The fear was that if the river were blocked, the harvest wouldn't be able to get out. However, we can see now that this danger did not come to pass: New Orleans is flooded, but the Mississippi is not blocked. It did not change its course, it was not silted over, and no ship sank in the hurricane to stop up its channels.

That is not the end of the food supply issue, however -- one must also consider the ports. As we have previously pointed out, New Orleans has been the place where barges offloaded their cargoes of produce, and where the foodstuffs have been stored and reloaded onto oceangoing vessels. Likewise, those ocean-going vessels have delivered precious cargoes of industrial goods -- rubber, steel, petrochemicals -- needed by the Midwestern farmers and others. The port facilities at New Orleans are vital to the nation's economic well-being. There are workarounds, at least for a short time, but none that can as cost-effectively handle the tonnages that regularly pass through the ports of South Louisiana and New Orleans.

Katrina's devastation of New Orleans presents a serious medium- and long-term problem for the U.S. economy. Though the port complex survived relatively intact, the larger issue is one of population displacement. In order for the ports to be useful at all, the area must be able to house and sustain the labor force that operates them -- and the city clearly is in no condition to do that, and will not be for quite a long time.

However, about 50,000 U.S. troops -- including National Guard and regular Army units -- have moved into the area and begun the work of repairs. The Army Corps of Engineers and military logisticians are trained in the maintenance and operation of ports, so we logically could expect that, first, the ports will be functioning when the harvest comes pouring down the Mississippi at the end of September, and, second, that if civilian laborers are not available, U.S. troops will be filling in for them.

In short, the near-term problems are being handled.

That brings us to Katrina's third impact -- politics -- and a much larger unknown.

The human suffering resulting from the hurricane and perceptions of a slow government response have generated a cacophony of political finger-pointing and second-guessing, and President George W. Bush is taking an incredible drubbing.

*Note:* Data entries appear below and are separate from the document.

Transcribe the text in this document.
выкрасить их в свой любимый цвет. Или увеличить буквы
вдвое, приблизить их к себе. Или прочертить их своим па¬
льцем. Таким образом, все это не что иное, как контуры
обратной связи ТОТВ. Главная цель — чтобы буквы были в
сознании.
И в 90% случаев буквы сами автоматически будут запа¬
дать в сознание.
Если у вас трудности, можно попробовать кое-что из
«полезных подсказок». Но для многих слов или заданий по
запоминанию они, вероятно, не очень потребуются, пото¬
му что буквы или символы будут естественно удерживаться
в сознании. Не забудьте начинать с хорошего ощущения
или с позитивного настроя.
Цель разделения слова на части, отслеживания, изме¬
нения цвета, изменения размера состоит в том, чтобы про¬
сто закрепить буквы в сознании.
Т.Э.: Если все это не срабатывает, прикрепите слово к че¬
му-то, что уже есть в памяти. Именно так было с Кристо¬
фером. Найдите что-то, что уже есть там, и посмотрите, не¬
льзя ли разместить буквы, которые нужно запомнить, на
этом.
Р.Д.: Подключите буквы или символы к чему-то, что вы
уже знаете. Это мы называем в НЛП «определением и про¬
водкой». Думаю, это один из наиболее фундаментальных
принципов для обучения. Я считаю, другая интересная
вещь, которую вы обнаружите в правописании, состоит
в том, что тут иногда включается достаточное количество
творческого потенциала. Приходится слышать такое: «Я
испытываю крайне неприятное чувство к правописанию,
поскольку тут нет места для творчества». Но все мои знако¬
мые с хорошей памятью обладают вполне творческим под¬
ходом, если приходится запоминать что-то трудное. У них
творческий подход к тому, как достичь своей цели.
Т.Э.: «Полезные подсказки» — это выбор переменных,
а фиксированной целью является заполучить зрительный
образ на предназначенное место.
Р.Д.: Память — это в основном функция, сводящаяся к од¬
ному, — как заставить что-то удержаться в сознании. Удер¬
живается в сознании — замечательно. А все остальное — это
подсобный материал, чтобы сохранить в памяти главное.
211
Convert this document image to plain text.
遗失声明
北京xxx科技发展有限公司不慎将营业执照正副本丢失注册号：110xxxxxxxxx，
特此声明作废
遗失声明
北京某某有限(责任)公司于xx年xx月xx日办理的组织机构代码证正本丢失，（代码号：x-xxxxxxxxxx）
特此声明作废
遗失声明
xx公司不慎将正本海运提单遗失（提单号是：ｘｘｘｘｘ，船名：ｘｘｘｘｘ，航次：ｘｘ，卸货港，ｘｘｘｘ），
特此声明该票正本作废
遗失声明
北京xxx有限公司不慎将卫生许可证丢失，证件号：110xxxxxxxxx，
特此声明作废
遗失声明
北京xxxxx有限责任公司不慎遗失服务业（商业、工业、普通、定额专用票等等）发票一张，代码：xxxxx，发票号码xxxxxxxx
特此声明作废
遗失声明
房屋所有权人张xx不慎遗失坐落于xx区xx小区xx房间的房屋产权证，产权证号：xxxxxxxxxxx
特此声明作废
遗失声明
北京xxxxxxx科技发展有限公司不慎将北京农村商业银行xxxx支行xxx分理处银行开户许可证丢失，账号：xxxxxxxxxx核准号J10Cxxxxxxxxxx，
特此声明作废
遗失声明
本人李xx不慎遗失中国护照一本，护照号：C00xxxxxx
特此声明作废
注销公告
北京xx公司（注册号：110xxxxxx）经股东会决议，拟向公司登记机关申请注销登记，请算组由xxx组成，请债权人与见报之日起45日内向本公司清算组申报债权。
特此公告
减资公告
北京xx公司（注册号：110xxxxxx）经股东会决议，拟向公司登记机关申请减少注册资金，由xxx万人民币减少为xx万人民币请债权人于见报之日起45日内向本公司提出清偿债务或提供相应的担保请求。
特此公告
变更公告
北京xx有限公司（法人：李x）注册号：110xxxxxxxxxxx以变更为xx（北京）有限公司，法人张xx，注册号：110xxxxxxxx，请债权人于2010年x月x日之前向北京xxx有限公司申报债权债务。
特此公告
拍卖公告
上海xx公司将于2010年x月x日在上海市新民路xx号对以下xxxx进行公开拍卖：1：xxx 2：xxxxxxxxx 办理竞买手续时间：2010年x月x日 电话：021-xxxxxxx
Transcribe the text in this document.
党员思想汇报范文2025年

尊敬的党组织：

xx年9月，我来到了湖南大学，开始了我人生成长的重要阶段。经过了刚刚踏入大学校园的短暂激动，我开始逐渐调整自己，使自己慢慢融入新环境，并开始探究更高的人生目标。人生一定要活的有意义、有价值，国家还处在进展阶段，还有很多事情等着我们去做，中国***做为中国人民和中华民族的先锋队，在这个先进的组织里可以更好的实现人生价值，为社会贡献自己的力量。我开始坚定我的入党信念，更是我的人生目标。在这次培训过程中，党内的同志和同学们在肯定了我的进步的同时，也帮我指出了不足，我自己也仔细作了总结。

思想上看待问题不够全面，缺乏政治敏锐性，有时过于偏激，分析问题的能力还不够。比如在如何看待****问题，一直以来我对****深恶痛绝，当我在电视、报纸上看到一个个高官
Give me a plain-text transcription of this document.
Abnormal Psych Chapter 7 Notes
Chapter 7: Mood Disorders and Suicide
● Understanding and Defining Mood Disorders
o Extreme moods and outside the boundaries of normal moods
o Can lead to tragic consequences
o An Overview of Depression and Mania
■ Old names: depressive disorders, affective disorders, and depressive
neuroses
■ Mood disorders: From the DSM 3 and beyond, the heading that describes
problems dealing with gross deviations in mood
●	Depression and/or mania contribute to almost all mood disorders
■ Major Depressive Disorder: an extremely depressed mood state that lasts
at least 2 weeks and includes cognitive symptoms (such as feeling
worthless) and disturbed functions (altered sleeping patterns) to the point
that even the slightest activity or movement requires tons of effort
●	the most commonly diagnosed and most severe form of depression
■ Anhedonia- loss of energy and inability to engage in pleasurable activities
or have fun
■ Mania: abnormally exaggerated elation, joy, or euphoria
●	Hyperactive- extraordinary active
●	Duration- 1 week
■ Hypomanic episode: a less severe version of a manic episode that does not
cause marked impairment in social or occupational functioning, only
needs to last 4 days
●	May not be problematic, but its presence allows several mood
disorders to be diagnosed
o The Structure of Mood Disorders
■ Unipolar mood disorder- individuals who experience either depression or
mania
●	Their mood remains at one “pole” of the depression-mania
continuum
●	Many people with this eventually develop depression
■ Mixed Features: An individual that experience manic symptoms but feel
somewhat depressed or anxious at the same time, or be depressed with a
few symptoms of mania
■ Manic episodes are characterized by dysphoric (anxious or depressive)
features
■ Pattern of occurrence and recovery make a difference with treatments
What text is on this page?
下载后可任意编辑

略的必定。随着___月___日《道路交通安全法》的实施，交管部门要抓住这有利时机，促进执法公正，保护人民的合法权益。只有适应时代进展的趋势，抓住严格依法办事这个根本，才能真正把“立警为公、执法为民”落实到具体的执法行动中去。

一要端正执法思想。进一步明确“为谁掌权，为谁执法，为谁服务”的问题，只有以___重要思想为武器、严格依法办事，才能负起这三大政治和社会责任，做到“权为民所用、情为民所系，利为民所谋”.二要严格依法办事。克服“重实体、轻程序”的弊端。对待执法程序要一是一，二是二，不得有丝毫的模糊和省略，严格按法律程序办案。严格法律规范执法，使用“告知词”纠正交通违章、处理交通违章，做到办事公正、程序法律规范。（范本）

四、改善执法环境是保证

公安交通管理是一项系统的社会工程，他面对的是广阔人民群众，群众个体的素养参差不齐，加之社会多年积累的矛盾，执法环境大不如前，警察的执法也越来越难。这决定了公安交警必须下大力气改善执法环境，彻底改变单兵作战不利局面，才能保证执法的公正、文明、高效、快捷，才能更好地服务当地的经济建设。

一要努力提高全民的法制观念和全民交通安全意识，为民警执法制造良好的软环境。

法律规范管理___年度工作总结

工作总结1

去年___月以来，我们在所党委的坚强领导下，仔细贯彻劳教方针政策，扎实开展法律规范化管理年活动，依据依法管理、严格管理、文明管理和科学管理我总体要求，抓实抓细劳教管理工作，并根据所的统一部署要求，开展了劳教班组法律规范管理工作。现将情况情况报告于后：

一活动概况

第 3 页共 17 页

He is not the only politician being singled out for blame, of course -- but as the United States' commander-in-chief and leader of the free world, it is the verbal bullets being fired at him that are geopolitically significant.

There are many conceivable reasons why events transpired as they did -- including the possibility (if not probability) that the president and his advisers, who have been fighting a war since Sept. 11, 2001, were simply too exhausted to grasp the full scope of the Katrina situation before or in the first days after the hurricane struck. Other explanations have been and likely will continue to be put forth -- some with merit, others without -- but at the end of the day, the political controversy is merely semantic noise surrounding the core geopolitical issue.

And that issue is simply this: The power of any particular president, at any particular time, personifies American power. In the long run, U.S. power is, in our view, unassailable; but in the short run, it is possible that a president can be so beset by political controversies that his power is hollowed out. And if that happens, foreign powers not only might, but probably would, attempt to exploit the situation to their own advantage. If the perception is that the Bush administration has been substantially weakened or that the president is losing control of his domestic situation, new challenges within the international system are likely to arise and existing ones -- Iraq, Israel, Russia, China -- will be strengthened.